Have your race outfit(s) ready to go.  Make sure you’ve worn them for test runs that are similar to race day conditions.  Definitely don’t go into the race wearing something you’ve never worn before!  It’s always best to have a “dress rehearsal,” if you will, run a long run, or a race-paced training run in the clothes you plan on wearing for race day.  Make sure you don’t randomly chafe or blister; make sure your shirt doesn’t ride up, or your pants slip around and feel uncomfortable.  There should be no surprises on race day.

Also, have your nutrition planned out; especially if you’re going to be taking fuel during the race.  Every long run, try out your pre-race nutrition, so that your stomach isn’t surprised by something weird.  For me, I can’t eat nuts/peanut butter before a race, and I also can’t drink a ton of water beforehand.  Knowing this helps me prep for my pre-race meal, to avoid extra bathroom stops or cramps during the race.
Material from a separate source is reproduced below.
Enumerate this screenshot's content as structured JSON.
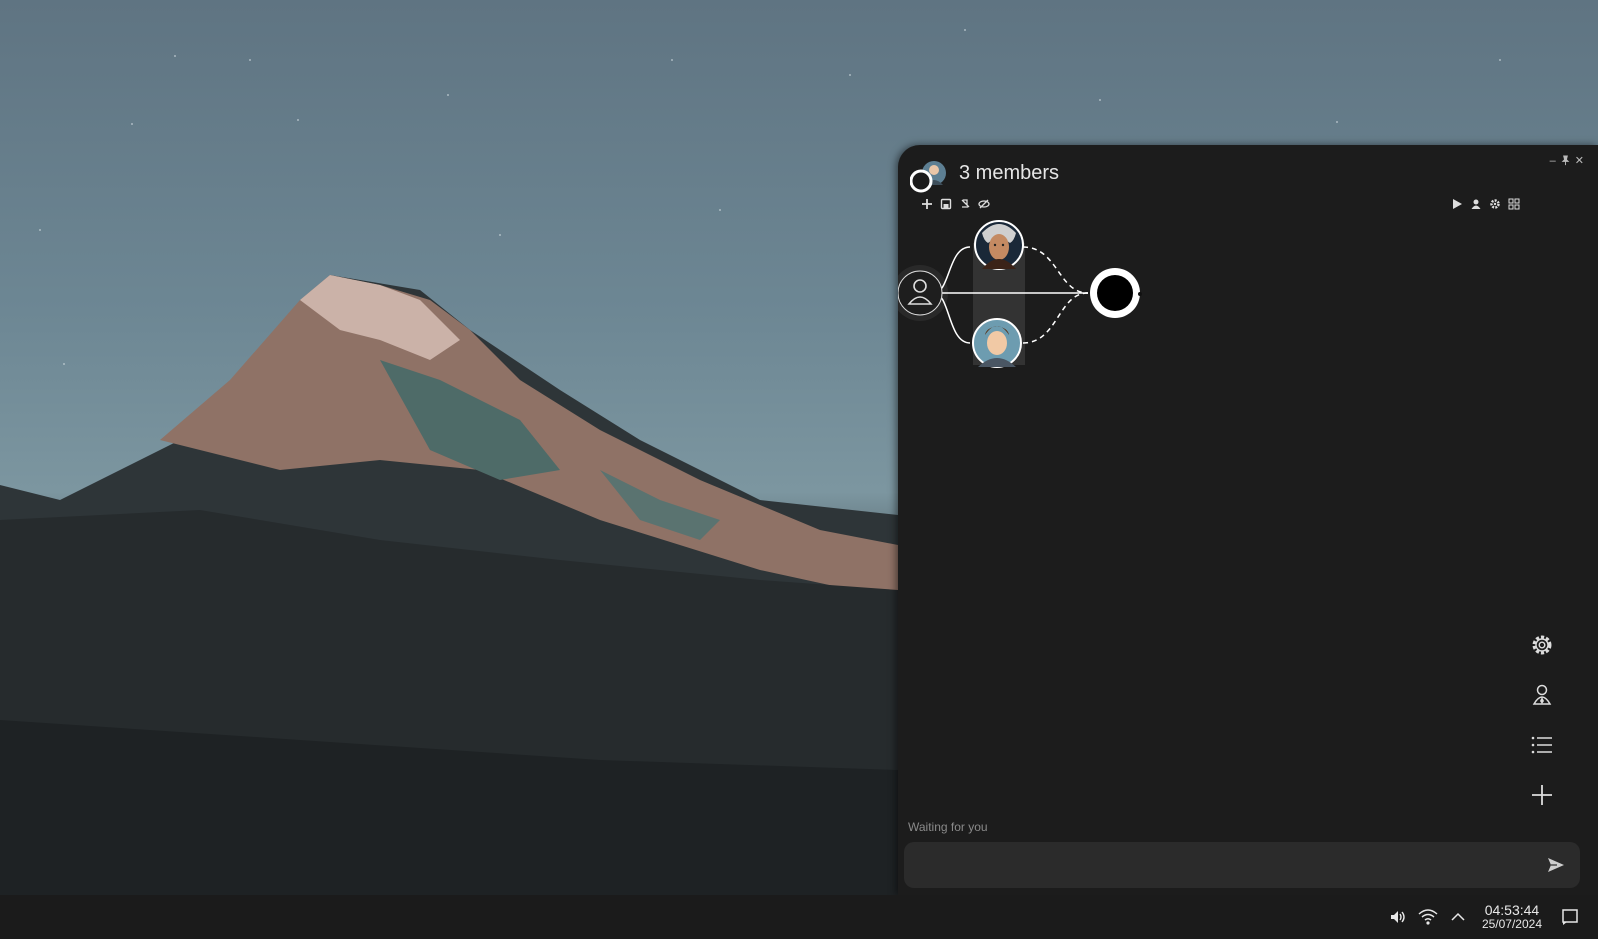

The week leading up to the race:

HYDRATE!  During the week before the race, I drink extra water to help me be as hydrated as possible going into race day.  As I said earlier, I can’t drink loads of water on race morning, so I make sure my body is properly hydrated before race day.  Also, eat good meals.  I struggle with my diet on a day to day basis, but during the week of a race, I really try to focus on getting good, solid, nutritious meals.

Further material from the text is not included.